The end result would be one population of wolves in the current reintroduction area of the Gila and Apache National Forests in respectively southwestern New Mexico and southeastern Arizona, one population in the southern Rocky Mountains, and one population in the Sierra Madre Mountains of Mexico.

Should this occur, eventually wolves would be delisted and the terrain between these distant populations might be barred from wolf use by state law – a continuation of the current federal regulation that prohibits wolf occupation of areas outside the Gila and Apache National Forests, and requires removal of wolves even if they’re on other national forests and BLM public lands.

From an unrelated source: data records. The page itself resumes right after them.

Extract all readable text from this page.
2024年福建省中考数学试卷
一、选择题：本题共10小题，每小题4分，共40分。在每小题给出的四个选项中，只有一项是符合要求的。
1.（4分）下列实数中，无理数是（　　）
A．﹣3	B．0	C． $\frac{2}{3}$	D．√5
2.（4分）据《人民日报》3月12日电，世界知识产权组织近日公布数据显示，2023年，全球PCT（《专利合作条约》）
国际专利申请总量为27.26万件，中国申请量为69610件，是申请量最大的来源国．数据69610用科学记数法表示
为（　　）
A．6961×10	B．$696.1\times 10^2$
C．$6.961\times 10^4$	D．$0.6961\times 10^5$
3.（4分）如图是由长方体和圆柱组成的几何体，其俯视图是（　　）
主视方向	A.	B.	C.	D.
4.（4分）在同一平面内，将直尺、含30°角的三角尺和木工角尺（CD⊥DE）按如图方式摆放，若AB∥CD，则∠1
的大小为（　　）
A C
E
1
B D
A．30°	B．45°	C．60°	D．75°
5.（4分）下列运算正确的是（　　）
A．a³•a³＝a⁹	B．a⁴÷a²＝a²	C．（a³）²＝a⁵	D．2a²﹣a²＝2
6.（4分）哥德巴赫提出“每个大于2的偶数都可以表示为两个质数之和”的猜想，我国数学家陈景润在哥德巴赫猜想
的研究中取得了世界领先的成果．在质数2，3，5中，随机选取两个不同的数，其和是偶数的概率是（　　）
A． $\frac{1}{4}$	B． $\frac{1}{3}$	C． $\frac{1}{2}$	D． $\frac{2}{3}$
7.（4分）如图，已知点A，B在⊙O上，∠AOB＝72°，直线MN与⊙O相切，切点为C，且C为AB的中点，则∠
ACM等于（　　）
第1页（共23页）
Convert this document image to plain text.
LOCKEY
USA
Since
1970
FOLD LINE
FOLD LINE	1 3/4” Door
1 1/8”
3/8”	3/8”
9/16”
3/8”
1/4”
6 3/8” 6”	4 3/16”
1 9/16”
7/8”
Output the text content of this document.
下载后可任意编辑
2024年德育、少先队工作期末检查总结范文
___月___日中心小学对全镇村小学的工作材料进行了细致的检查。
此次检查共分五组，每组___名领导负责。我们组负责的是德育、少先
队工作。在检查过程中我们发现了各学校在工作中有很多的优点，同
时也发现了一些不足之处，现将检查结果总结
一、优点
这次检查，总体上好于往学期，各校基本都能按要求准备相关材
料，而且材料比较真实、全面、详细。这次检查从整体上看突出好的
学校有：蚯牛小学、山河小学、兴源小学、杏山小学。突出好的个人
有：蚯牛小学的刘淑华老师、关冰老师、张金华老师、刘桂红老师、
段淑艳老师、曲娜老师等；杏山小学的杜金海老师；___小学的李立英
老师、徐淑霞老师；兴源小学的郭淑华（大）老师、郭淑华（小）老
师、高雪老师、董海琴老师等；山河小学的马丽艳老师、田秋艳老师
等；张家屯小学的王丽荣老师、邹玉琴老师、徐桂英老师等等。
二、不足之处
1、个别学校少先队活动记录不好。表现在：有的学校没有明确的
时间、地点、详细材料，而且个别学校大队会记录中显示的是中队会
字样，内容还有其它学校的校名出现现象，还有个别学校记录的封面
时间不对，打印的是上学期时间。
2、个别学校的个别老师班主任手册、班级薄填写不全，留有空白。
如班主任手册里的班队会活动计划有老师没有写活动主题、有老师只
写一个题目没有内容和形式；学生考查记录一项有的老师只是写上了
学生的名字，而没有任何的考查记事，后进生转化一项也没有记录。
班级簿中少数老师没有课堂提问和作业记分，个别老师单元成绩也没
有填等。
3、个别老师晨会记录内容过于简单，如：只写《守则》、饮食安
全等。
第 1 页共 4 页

The Mexican Wolf Recovery Plan does not have any criteria for removing the Mexican wolf from federal protection (ie. numbers and distribution of wolves that would trigger de-listing) – thus the need for a recovery plan revision. Conservationists in the Southwest express interest in recovering wolves in the Chihuahuan Desert of southern New Mexico and southeastern Arizona, the Sky Islands of Arizona (such as Mt. Graham and the Chiricahua Mountains), the Sacramento Mountains of southeastern New Mexico, and on the Mogollon Rim that extends between Grand Canyon National Park and the Apache National Forest where wolves currently exist.

“The federal government is gerrymandering the range of the Mexican wolf,” says Michael Robinson of the Center for Biological Diversity, “in order to preclude recovery within the lobo’s historic range.”

Instead, according to Robinson, the Fish and Wildlife Service should have designated a separate DPS in Colorado for recovery of wolves there. Such a move would not have impacted the Mexican wolf’s chances of gaining recovery areas within its historic range where wolves from the Sky Islands, Mogollon Rim, Chihuahuan Desert and Sacramento Mountains would have opportunities to interbreed with wolves in the Apache and Gila National Forests.

“We will scrutinize this rule and decisions that stem from it and if necessary we will go to court to ensure Mexican wolf recovery is not handicapped,” said Robinson.

The broader wolf reclassification is flawed in other respects, as well. The Fish and Wildlife Service will use it as the basis for removing federal protections for wolves that migrate from the northern Rocky Mountains of Idaho, Wyoming and Montana to Oregon, Washington, Nevada, half of Utah and northern Colorado, where wolf management will devolve to state authorities after delisting. Wolves that appear in those states after delisting will likely be killed.